Franco-German research project
GreenBotAI: AI makes robotics efficient and sustainable
The Franco-German lighthouse project GreenBotAI has succeeded in making robotics more sustainable and efficient. The project shows how trustworthy AI "made in Europe" can not only speed up production processes, but also significantly reduce the energy consumption of industrial robots.
Franco-German AI funding is part of a long-term strategy that has been intensified since the Aachen Treaty of 2019. The German Federal Ministry for Economic Affairs and Energy and the French Ministry for Economic Affairs and Digital Sovereignty are jointly pursuing the goal of strengthening European competitiveness, promoting green and digital technologies and securing technological sovereignty. The GreenBotAI project, which makes robotic automation more efficient and robust, was also created within this framework. The four partners Fraunhofer IWU, Munich University of Applied Sciences, INBOLT SAS and ENSAM LISPEN presented the results of three years of intensive work at the German Embassy in Paris on September 24.
Crisis resilience through AI
GreenBotAI was selected in the "Innovation Projects on Artificial Intelligence Technologies for Risk Prevention, Crisis Management and Resilience" funding call. A total of around 17.9 million euros was invested in five projects aimed at crisis resilience through AI, particularly in the areas of sustainability and supply chains.

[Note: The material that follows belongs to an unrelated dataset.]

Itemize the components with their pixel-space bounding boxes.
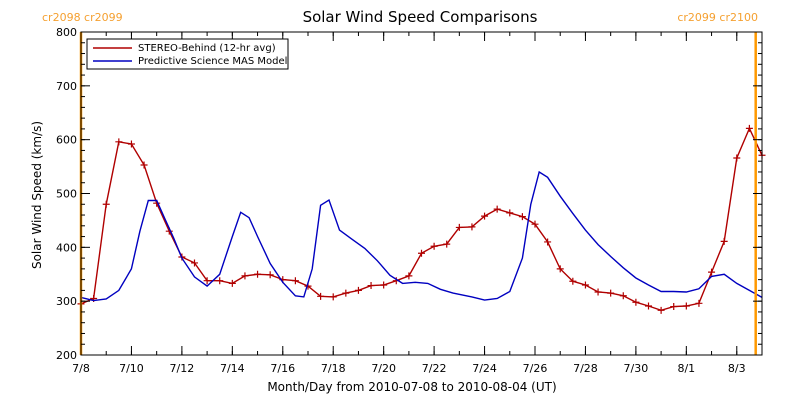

Against the backdrop of smaller batch sizes, more complex production lines, growing competitive pressure and unstable supply chains, GreenBotAI focused on faster response times, optimized path planning and the parallel execution of tasks during robot movement. The algorithms developed enable applications such as on-the-fly bin picking, assembly or quality control without the need for in-depth robotics knowledge. Modular machine learning models, trained in simulation environments with synthetic data, allow robust 2D and 3D tracking in combination with force-torque control. Thanks to UDP-based real-time communication and modular architecture, the solutions can be flexibly transferred to different robot systems.

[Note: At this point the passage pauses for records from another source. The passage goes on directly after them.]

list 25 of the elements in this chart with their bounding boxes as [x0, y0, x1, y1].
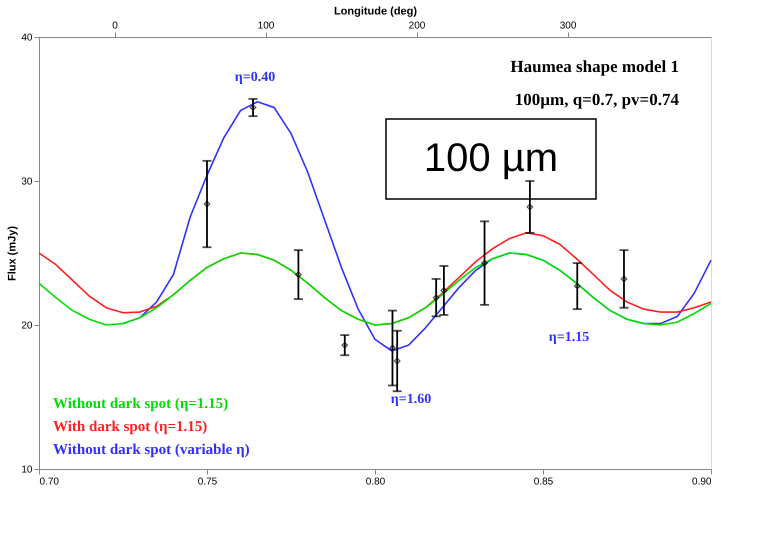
- x-tick-label: 0.75: [198, 476, 218, 488]
- annotation: Haumea shape model 1: [510, 57, 679, 76]
- text: Without dark spot (variable η): [53, 442, 250, 458]
- annotation: η=1.15: [548, 330, 590, 345]
- x-tick-label: 0.80: [366, 476, 386, 488]
- x2-tick-label: 0: [112, 20, 118, 32]
- text: Without dark spot (η=1.15): [53, 396, 228, 412]
- y-axis-title: Flux (mJy): [6, 226, 18, 282]
- annotation: 100 µm: [424, 136, 558, 180]
- x-tick-label: 0.90: [692, 476, 712, 488]
- x-tick-label: 0.85: [534, 476, 554, 488]
- y-tick-label: 10: [21, 464, 33, 476]
- x2-axis-title: Longitude (deg): [334, 6, 418, 18]
- line-series: [38, 252, 712, 326]
- x2-tick-label: 100: [258, 20, 275, 32]
- y-tick-label: 40: [21, 32, 33, 44]
- y-tick-label: 20: [21, 320, 33, 332]
- annotation: η=0.40: [234, 70, 276, 85]
- y-tick-label: 30: [21, 176, 33, 188]
- annotation: η=1.60: [390, 392, 432, 407]
- text: With dark spot (η=1.15): [53, 419, 208, 435]
- x-tick-label: 0.70: [40, 476, 60, 488]
- x2-tick-label: 300: [560, 20, 577, 32]
- annotation: 100µm, q=0.7, pv=0.74: [514, 90, 680, 109]
- x2-tick-label: 200: [408, 20, 426, 32]
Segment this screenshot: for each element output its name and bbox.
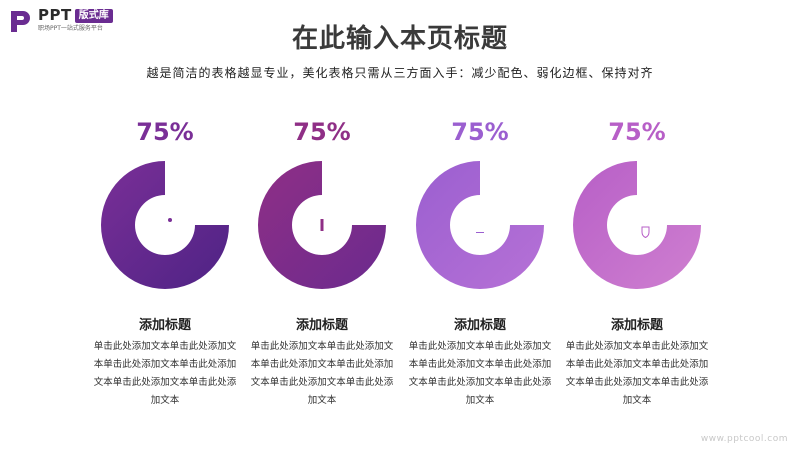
- card-description: 单击此处添加文本单击此处添加文本单击此处添加文本单击此处添加文本单击此处添加文本…: [93, 341, 237, 406]
- brand-badge: 版式库: [74, 8, 113, 23]
- card-description: 单击此处添加文本单击此处添加文本单击此处添加文本单击此处添加文本单击此处添加文本…: [250, 341, 394, 406]
- brand-name: PPT: [38, 6, 72, 24]
- progress-arc: [101, 161, 229, 289]
- card-title: 添加标题: [295, 318, 348, 333]
- brand-tagline: 职场PPT一站式服务平台: [38, 25, 103, 32]
- card-title: 添加标题: [453, 318, 506, 333]
- percent-label: 75%: [136, 118, 194, 146]
- lightbulb-icon: [471, 212, 489, 236]
- card-description: 单击此处添加文本单击此处添加文本单击此处添加文本单击此处添加文本单击此处添加文本…: [565, 341, 709, 406]
- brand-logo[interactable]: PPT 版式库 职场PPT一站式服务平台: [8, 8, 113, 34]
- price-tag-icon: [155, 215, 175, 235]
- percent-label: 75%: [608, 118, 666, 146]
- percent-label: 75%: [293, 118, 351, 146]
- card-title: 添加标题: [610, 318, 663, 333]
- progress-arc: [416, 161, 544, 289]
- page-subtitle: 越是简洁的表格越显专业，美化表格只需从三方面入手：减少配色、弱化边框、保持对齐: [146, 66, 654, 80]
- card-title: 添加标题: [138, 318, 191, 333]
- percent-label: 75%: [451, 118, 509, 146]
- progress-arc: [573, 161, 701, 289]
- shield-icon: [313, 215, 331, 237]
- progress-ring: [101, 161, 229, 289]
- watermark: www.pptcool.com: [700, 434, 788, 444]
- progress-ring: [416, 161, 544, 289]
- user-shield-icon: [625, 214, 650, 239]
- progress-ring: [258, 161, 386, 289]
- page-title: 在此输入本页标题: [291, 24, 508, 54]
- progress-arc: [258, 161, 386, 289]
- card-description: 单击此处添加文本单击此处添加文本单击此处添加文本单击此处添加文本单击此处添加文本…: [408, 341, 552, 406]
- logo-mark-icon: [11, 11, 30, 32]
- progress-ring: [573, 161, 701, 289]
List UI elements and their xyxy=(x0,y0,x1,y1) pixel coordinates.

Reduction in energy consumption
One focus was on energy efficiency: a reduction in energy consumption of over 25 percent was achieved through data-reduced AI models, accelerated gripping tasks and lower computing power - without replacing existing robots.
The consortium leader was Fraunhofer IWU with its expertise in process digitalization, production automation and AI. Munich University of Applied Sciences contributed its strong network with industry and research and teaches students interdisciplinary, practical work. INBOLT SAS, a Paris-based deep-tech start-up, contributed solutions for AI-supported 3D vision and robotic guidance systems, while the ENSAM research laboratory LISPEN contributed its expertise in the simulation and control of complex systems.
Finally, the partners presented the results to around 50 guests at the German Embassy in Paris, supported by contributions from companies and research institutions from Germany and France. Special thanks went to the embassy for providing the premises and organizational support.